Bacon Cheeseburger Crunch-wrap Supreme
All Things Barbeque
Chef Tom fires up the Yoder Smokers YS640s Pellet Grill for the Bacon Cheeseburger Crunchwrap Supreme!
- 2 large (burrito size) flour tortillas
- Green Chile Crema (recipe below)
- 6 slices bacon
- 1 lb Creekstone Farms Brisket Blend Ground Beef
- Hardcore Carnivore MeatChelada Seasoning
- 1/2 cup Queso Chihuahua (or Oaxaca), grated
- 2 corn tostada shells
- 1 avocado (smashed and seasoned with Hardcore Carnivore MeatChelada Seasoning)
- 2 slices tomato
- 1 cup shredded iceberg lettuce
- 2-4 tbsp Holmes Made Marty’s Green Chile Salsa
- 1/4 cup sharp cheddar cheese, grated
- 2 small flour tortillas
- Green Chile Crema:
- 1/4 cup sour cream
- 2 tbsp mayonnaise
- 1 tbsp Heat Maverick’s Jalapeño Vice Hot Sauce
- Preheat your Yoder Smokers YS640s Pellet Grill to 425ºF, set up for direct grilling (diffuser door or entire diffuser removed) with GrillGrate grilling panels installed over the fire box.
- Cook the bacon directly on the GrillGrates to desired doneness. Place on paper towels to soak up excess fat. Set aside.
- Meanwhile, mix the ingredients for the Green Chile Crema and transfer to a squeeze bottle. Refrigerate until ready to use.

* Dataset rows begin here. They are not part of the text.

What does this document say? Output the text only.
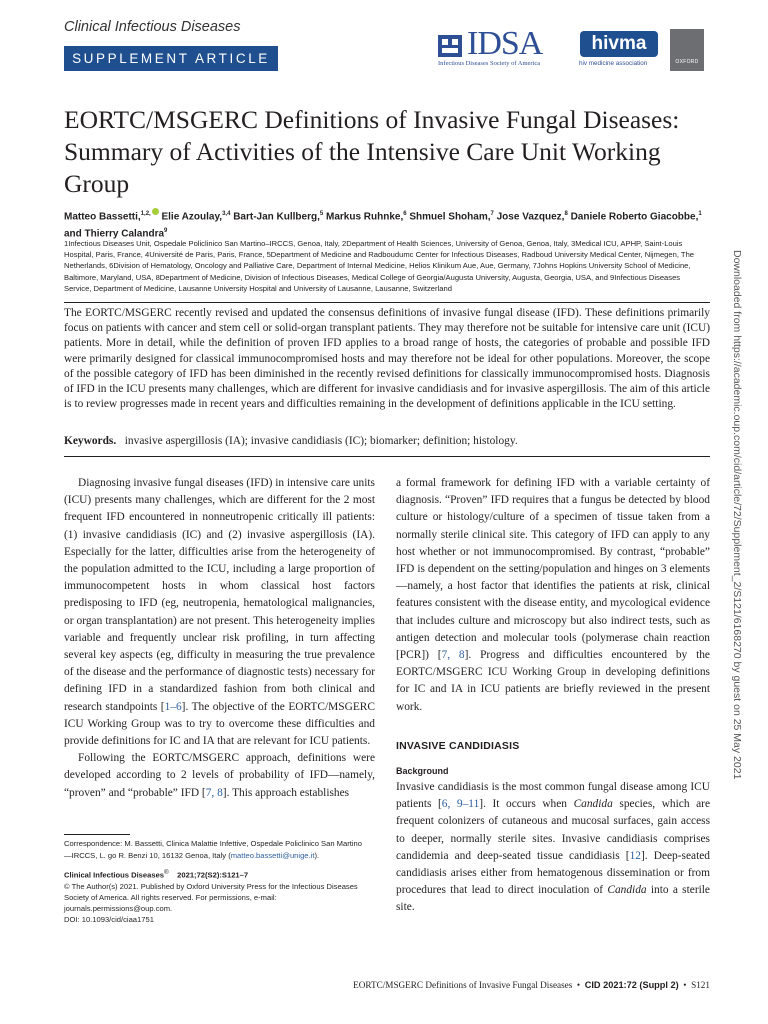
Clinical Infectious Diseases
SUPPLEMENT ARTICLE	IDSA
Infectious Diseases Society of America
hivma
hiv medicine association	OXFORD
EORTC/MSGERC Definitions of Invasive Fungal Diseases: Summary of Activities of the Intensive Care Unit Working Group
Matteo Bassetti,$^{1,2,}$ Elie Azoulay,$^{3,4}$ Bart-Jan Kullberg,$^5$ Markus Ruhnke,$^6$ Shmuel Shoham,$^7$ Jose Vazquez,$^8$ Daniele Roberto Giacobbe,$^1$ and Thierry Calandra$^9$
1Infectious Diseases Unit, Ospedale Policlinico San Martino–IRCCS, Genoa, Italy, 2Department of Health Sciences, University of Genoa, Genoa, Italy, 3Medical ICU, APHP, Saint-Louis Hospital, Paris, France, 4Université de Paris, Paris, France, 5Department of Medicine and Radboudumc Center for Infectious Diseases, Radboud University Medical Center, Nijmegen, The Netherlands, 6Division of Hematology, Oncology and Palliative Care, Department of Internal Medicine, Helios Klinikum Aue, Aue, Germany, 7Johns Hopkins University School of Medicine, Baltimore, Maryland, USA, 8Department of Medicine, Division of Infectious Diseases, Medical College of Georgia/Augusta University, Augusta, Georgia, USA, and 9Infectious Diseases Service, Department of Medicine, Lausanne University Hospital and University of Lausanne, Lausanne, Switzerland
The EORTC/MSGERC recently revised and updated the consensus definitions of invasive fungal disease (IFD). These definitions primarily focus on patients with cancer and stem cell or solid-organ transplant patients. They may therefore not be suitable for intensive care unit (ICU) patients. More in detail, while the definition of proven IFD applies to a broad range of hosts, the categories of probable and possible IFD were primarily designed for classical immunocompromised hosts and may therefore not be ideal for other populations. Moreover, the scope of the possible category of IFD has been diminished in the recently revised definitions for classically immunocompromised hosts. Diagnosis of IFD in the ICU presents many challenges, which are different for invasive candidiasis and for invasive aspergillosis. The aim of this article is to review progresses made in recent years and difficulties remaining in the development of definitions applicable in the ICU setting.
Keywords. invasive aspergillosis (IA); invasive candidiasis (IC); biomarker; definition; histology.

Diagnosing invasive fungal diseases (IFD) in intensive care units (ICU) presents many challenges, which are different for the 2 most frequent IFD encountered in nonneutropenic critically ill patients: (1) invasive candidiasis (IC) and (2) invasive aspergillosis (IA). Especially for the latter, difficulties arise from the heterogeneity of the population admitted to the ICU, including a large proportion of immunocompetent hosts in whom classical host factors predisposing to IFD (eg, neutropenia, hematological malignancies, or organ transplantation) are not present. This heterogeneity implies variable and frequently unclear risk profiling, in turn affecting several key aspects (eg, difficulty in measuring the true prevalence of the disease and the performance of diagnostic tests) necessary for defining IFD in a standardized fashion from both clinical and research standpoints [1–6]. The objective of the EORTC/MSGERC ICU Working Group was to try to overcome these difficulties and provide definitions for IC and IA that are relevant for ICU patients.

Following the EORTC/MSGERC approach, definitions were developed according to 2 levels of probability of IFD—namely, “proven” and “probable” IFD [7, 8]. This approach establishes

a formal framework for defining IFD with a variable certainty of diagnosis. “Proven” IFD requires that a fungus be detected by blood culture or histology/culture of a specimen of tissue taken from a normally sterile clinical site. This category of IFD can apply to any host whether or not immunocompromised. By contrast, “probable” IFD is dependent on the setting/population and hinges on 3 elements—namely, a host factor that identifies the patients at risk, clinical features consistent with the disease entity, and mycological evidence that includes culture and microscopy but also indirect tests, such as antigen detection and molecular tools (polymerase chain reaction [PCR]) [7, 8]. Progress and difficulties encountered by the EORTC/MSGERC ICU Working Group in developing definitions for IC and IA in ICU patients are briefly reviewed in the present work.

INVASIVE CANDIDIASIS
Background

Invasive candidiasis is the most common fungal disease among ICU patients [6, 9–11]. It occurs when Candida species, which are frequent colonizers of cutaneous and mucosal surfaces, gain access to deeper, normally sterile sites. Invasive candidiasis comprises candidemia and deep-seated tissue candidiasis [12]. Deep-seated candidiasis arises either from hematogenous dissemination or from procedures that lead to direct inoculation of Candida into a sterile site.

Correspondence: M. Bassetti, Clinica Malattie Infettive, Ospedale Policlinico San Martino—IRCCS, L. go R. Benzi 10, 16132 Genoa, Italy (matteo.bassetti@unige.it).
Clinical Infectious Diseases® 2021;72(S2):S121–7
© The Author(s) 2021. Published by Oxford University Press for the Infectious Diseases Society of America. All rights reserved. For permissions, e-mail: journals.permissions@oup.com.
DOI: 10.1093/cid/ciaa1751
EORTC/MSGERC Definitions of Invasive Fungal Diseases • CID 2021:72 (Suppl 2) • S121
Downloaded from https://academic.oup.com/cid/article/72/Supplement_2/S121/6168270 by guest on 25 May 2021
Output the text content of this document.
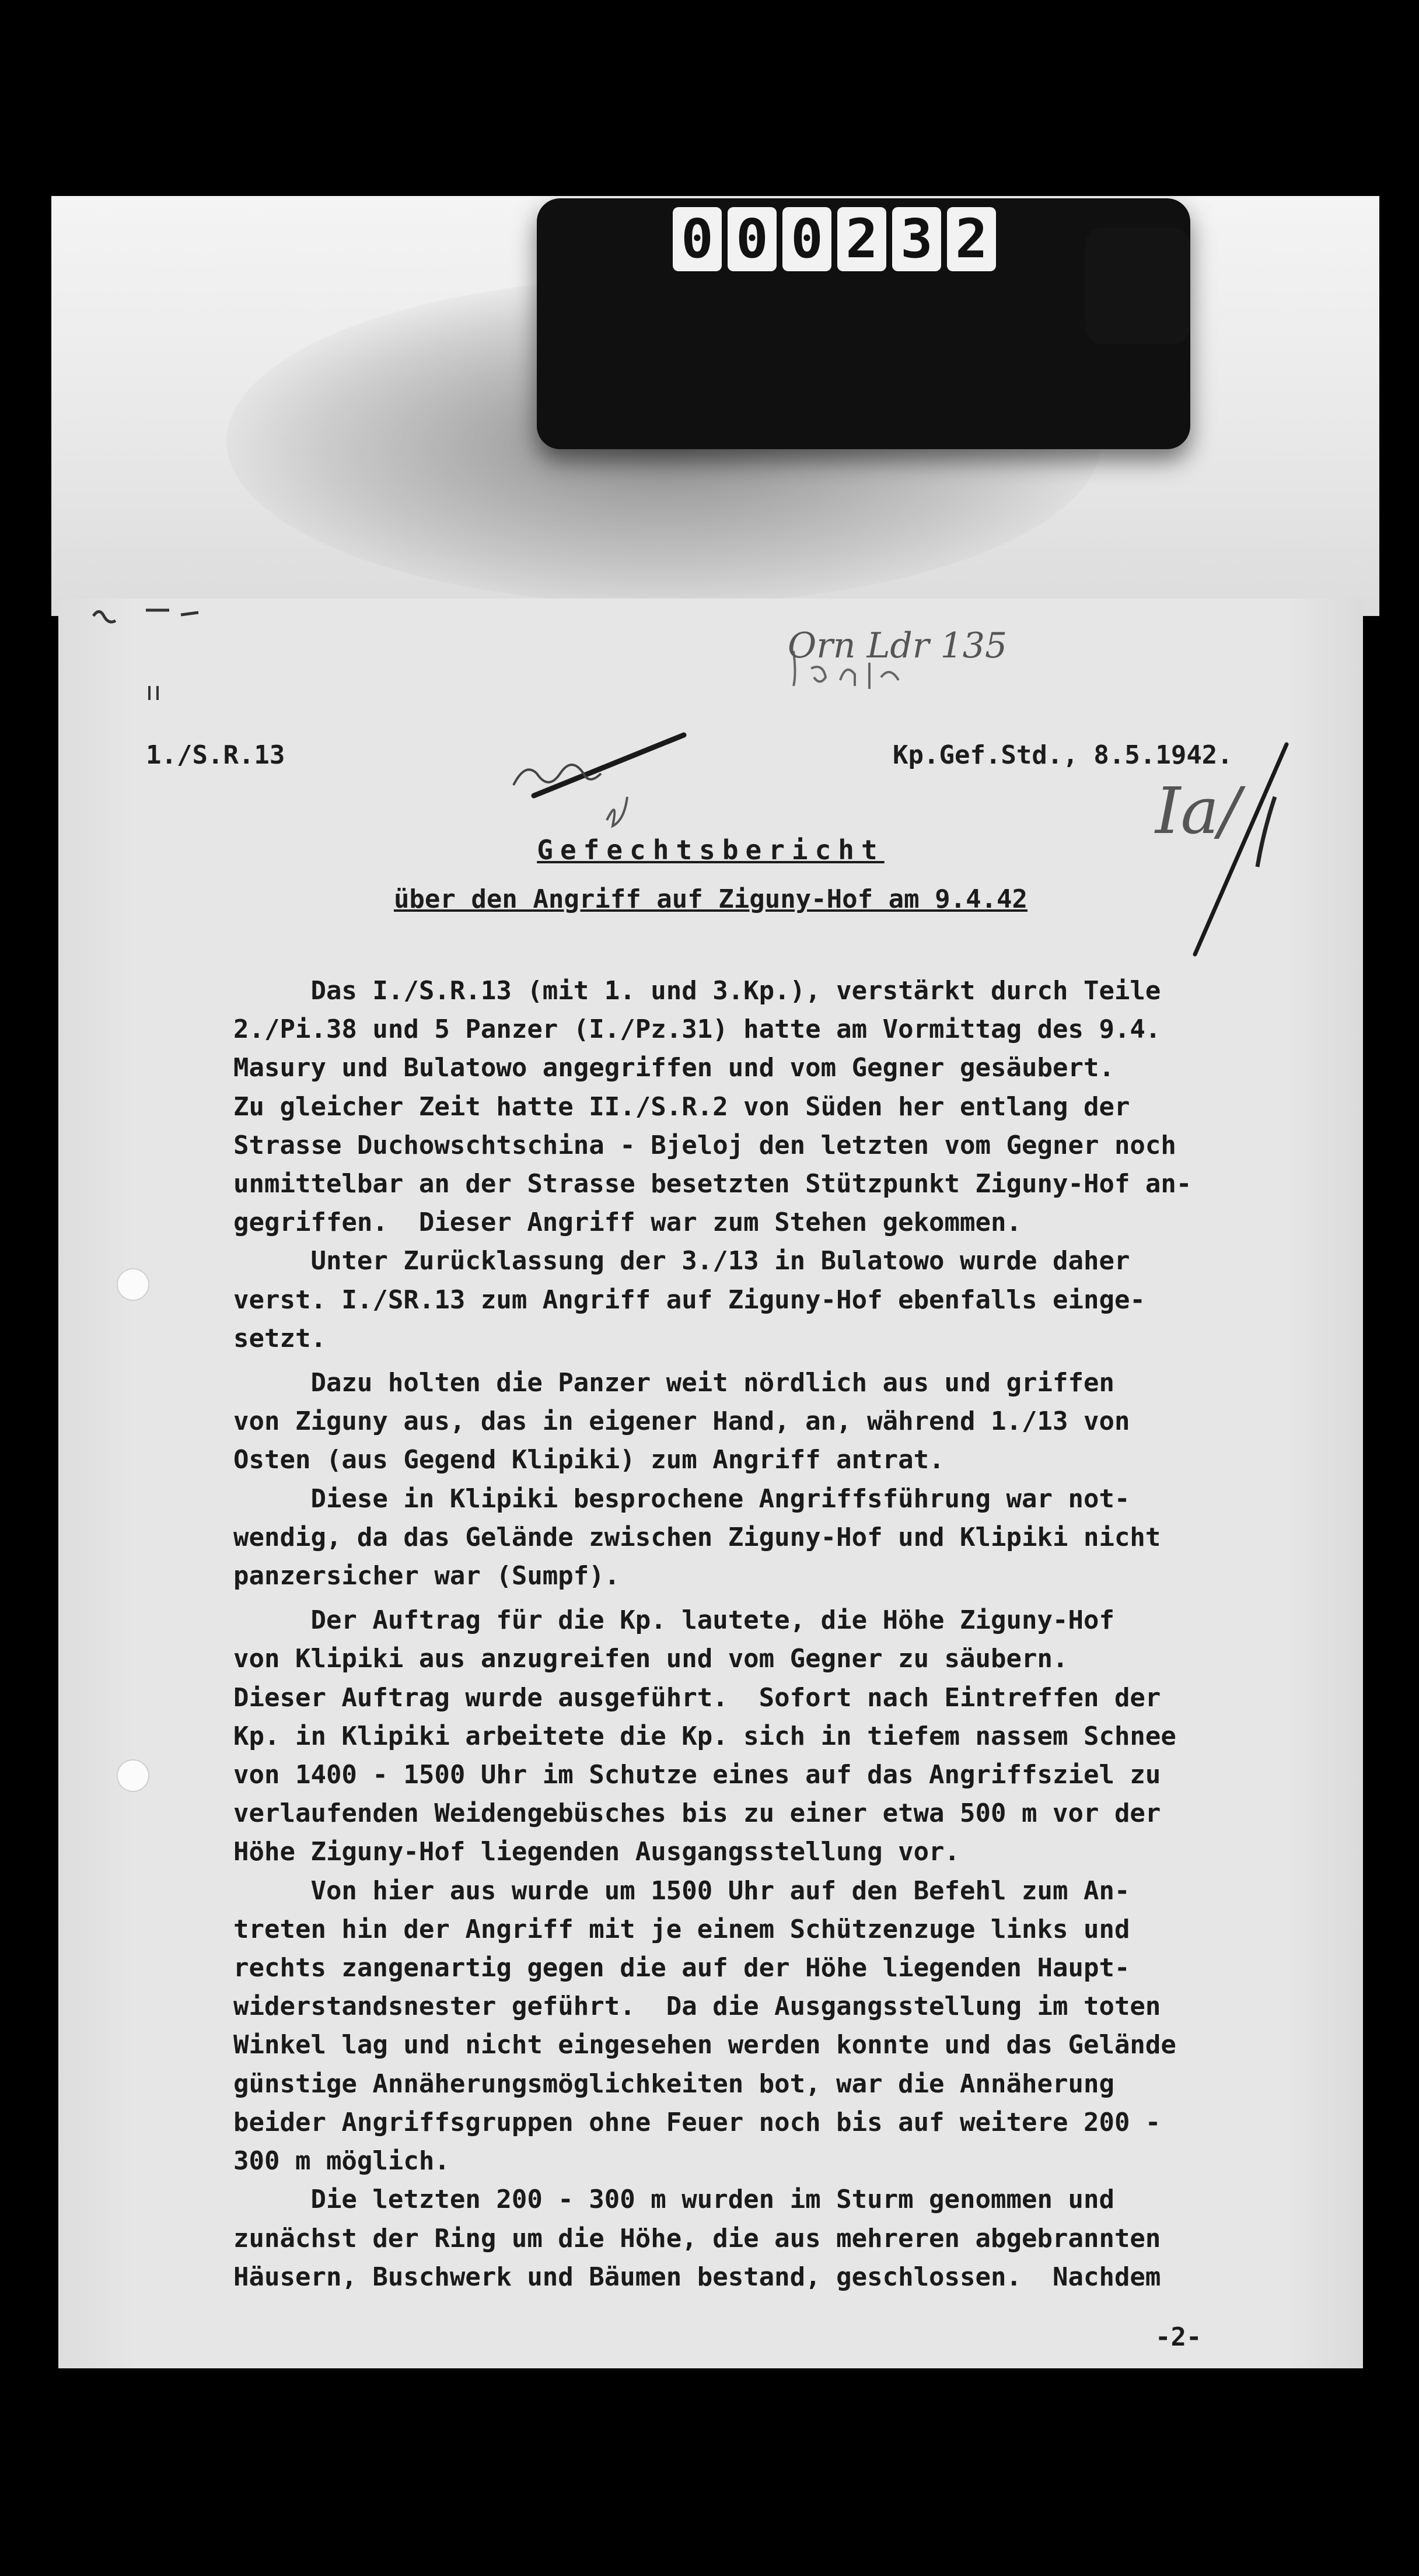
0 0 0 2 3 2
Orn Ldr 135
Ia/
1./S.R.13	Kp.Gef.Std., 8.5.1942.
Gefechtsbericht
über den Angriff auf Ziguny-Hof am 9.4.42
Das I./S.R.13 (mit 1. und 3.Kp.), verstärkt durch Teile
2./Pi.38 und 5 Panzer (I./Pz.31) hatte am Vormittag des 9.4.
Masury und Bulatowo angegriffen und vom Gegner gesäubert.
Zu gleicher Zeit hatte II./S.R.2 von Süden her entlang der
Strasse Duchowschtschina - Bjeloj den letzten vom Gegner noch
unmittelbar an der Strasse besetzten Stützpunkt Ziguny-Hof an-
gegriffen.  Dieser Angriff war zum Stehen gekommen.
Unter Zurücklassung der 3./13 in Bulatowo wurde daher
verst. I./SR.13 zum Angriff auf Ziguny-Hof ebenfalls einge-
setzt.
Dazu holten die Panzer weit nördlich aus und griffen
von Ziguny aus, das in eigener Hand, an, während 1./13 von
Osten (aus Gegend Klipiki) zum Angriff antrat.
Diese in Klipiki besprochene Angriffsführung war not-
wendig, da das Gelände zwischen Ziguny-Hof und Klipiki nicht
panzersicher war (Sumpf).
Der Auftrag für die Kp. lautete, die Höhe Ziguny-Hof
von Klipiki aus anzugreifen und vom Gegner zu säubern.
Dieser Auftrag wurde ausgeführt.  Sofort nach Eintreffen der
Kp. in Klipiki arbeitete die Kp. sich in tiefem nassem Schnee
von 1400 - 1500 Uhr im Schutze eines auf das Angriffsziel zu
verlaufenden Weidengebüsches bis zu einer etwa 500 m vor der
Höhe Ziguny-Hof liegenden Ausgangsstellung vor.
Von hier aus wurde um 1500 Uhr auf den Befehl zum An-
treten hin der Angriff mit je einem Schützenzuge links und
rechts zangenartig gegen die auf der Höhe liegenden Haupt-
widerstandsnester geführt.  Da die Ausgangsstellung im toten
Winkel lag und nicht eingesehen werden konnte und das Gelände
günstige Annäherungsmöglichkeiten bot, war die Annäherung
beider Angriffsgruppen ohne Feuer noch bis auf weitere 200 -
300 m möglich.
Die letzten 200 - 300 m wurden im Sturm genommen und
zunächst der Ring um die Höhe, die aus mehreren abgebrannten
Häusern, Buschwerk und Bäumen bestand, geschlossen.  Nachdem
-2-
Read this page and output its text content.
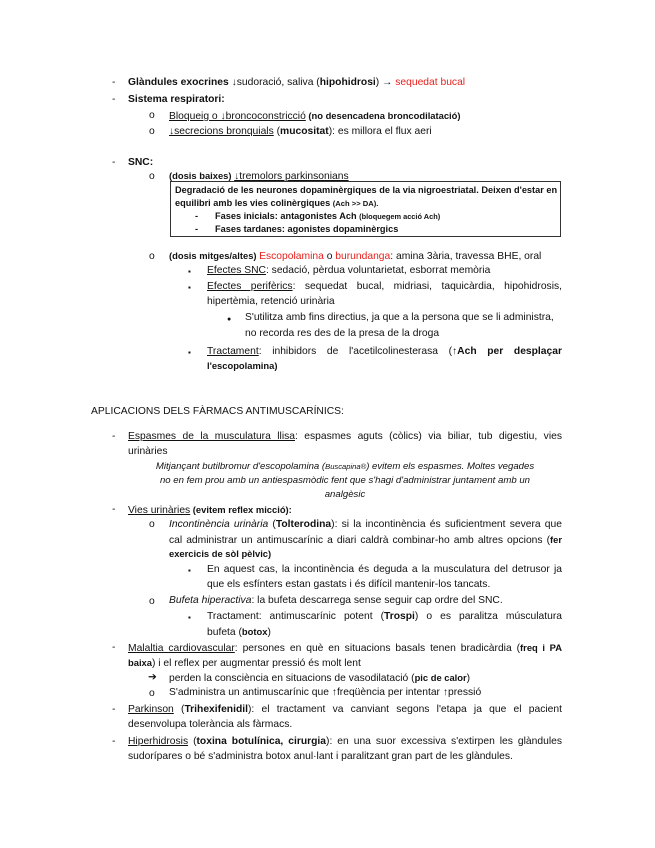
- Glàndules exocrines ↓sudoració, saliva (hipohidrosi) → sequedat bucal
- Sistema respiratori:
o Bloqueig o ↓broncoconstricció (no desencadena broncodilatació)
o ↓secrecions bronquials (mucositat): es millora el flux aeri
- SNC:
o (dosis baixes) ↓tremolors parkinsonians
Degradació de les neurones dopaminèrgiques de la via nigroestriatal. Deixen d'estar en
equilibri amb les vies colinèrgiques (Ach >> DA).
- Fases inicials: antagonistes Ach (bloquegem acció Ach)
- Fases tardanes: agonistes dopaminèrgics
o (dosis mitges/altes) Escopolamina o burundanga: amina 3ària, travessa BHE, oral
▪ Efectes SNC: sedació, pèrdua voluntarietat, esborrat memòria
▪ Efectes perifèrics: sequedat bucal, midriasi, taquicàrdia, hipohidrosis,
hipertèmia, retenció urinària
● S'utilitza amb fins directius, ja que a la persona que se li administra,
no recorda res des de la presa de la droga
▪ Tractament: inhibidors de l'acetilcolinesterasa (↑Ach per desplaçar
l'escopolamina)
APLICACIONS DELS FÀRMACS ANTIMUSCARÍNICS:
- Espasmes de la musculatura llisa: espasmes aguts (còlics) via biliar, tub digestiu, vies
urinàries
Mitjançant butilbromur d'escopolamina (Buscapina®) evitem els espasmes. Moltes vegades
no en fem prou amb un antiespasmòdic fent que s'hagi d'administrar juntament amb un
analgèsic
- Vies urinàries (evitem reflex micció):
o Incontinència urinària (Tolterodina): si la incontinència és suficientment severa que
cal administrar un antimuscarínic a diari caldrà combinar-ho amb altres opcions (fer
exercicis de sòl pèlvic)
▪ En aquest cas, la incontinència és deguda a la musculatura del detrusor ja
que els esfínters estan gastats i és difícil mantenir-los tancats.
o Bufeta hiperactiva: la bufeta descarrega sense seguir cap ordre del SNC.
▪ Tractament: antimuscarínic potent (Trospi) o es paralitza músculatura
bufeta (botox)
- Malaltia cardiovascular: persones en què en situacions basals tenen bradicàrdia (freq i PA
baixa) i el reflex per augmentar pressió és molt lent
➔ perden la consciència en situacions de vasodilatació (pic de calor)
o S'administra un antimuscarínic que ↑freqüència per intentar ↑pressió
- Parkinson (Trihexifenidil): el tractament va canviant segons l'etapa ja que el pacient
desenvolupa tolerància als fàrmacs.
- Hiperhidrosis (toxina botulínica, cirurgia): en una suor excessiva s'extirpen les glàndules
sudorípares o bé s'administra botox anul·lant i paralitzant gran part de les glàndules.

- Divide the Creekstone Farms Brisket Blend Ground Beef into two 1/2 lb balls. Place each ball in between two pieces of wax/parchment paper, and press flat into a large patty about 1/2” thick and roughly the diameter of your tostada shell. Season the top side with Hardcore Carnivore MeatChelada Seasoning.
- Transfer the burger patties to the GrillGrates, seasoned side down. Peel off the wax paper. Season the exposed beef with Hardcore Carnivore MeatChelada Seasoning. When the burger releases from the grate and you have nice, dark grill marks, flip the patty. Top each patty with the grated Queso Chihuahua. Place a dome or pan over the patties and squeeze a little water onto the GrillGrates to create steam to melt the cheese.
- When the cheese is melted and the internal temperature of the beef reaches 155ºF in the center, remove the patties from the grill.
- Place a Lodge 8” Steel Skillet inside the grill to preheat.
- To assemble the Bacon Cheeseburger Crunchwrap Supreme, start by laying out the large flour tortilla on your work surface. Squeeze some of the Green Chile Crema in the center of the tortilla. Lay out three slices of bacon in a star or asterisk formation. Place the burger patty on top of the bacon. Place the crispy tostada shell on the burger patty to separate the hot ingredients from the cold. Spread the smashed avocado on the top of the tostada shell. Top with a slice of tomato, then shredded lettuce, grated sharp cheddar and salsa. Drizzle the top with more Green Chile Crema. Place a small flour tortilla on top and press down gently. Wrap the edges of the large tortilla around the top, folding as you rotate to form the 6-7 sided Crunchwrap.
- Toast the Crunchwrap on both sides in the dry hot skillet, just until golden brown. Remove from the grill. Slice in half and serve.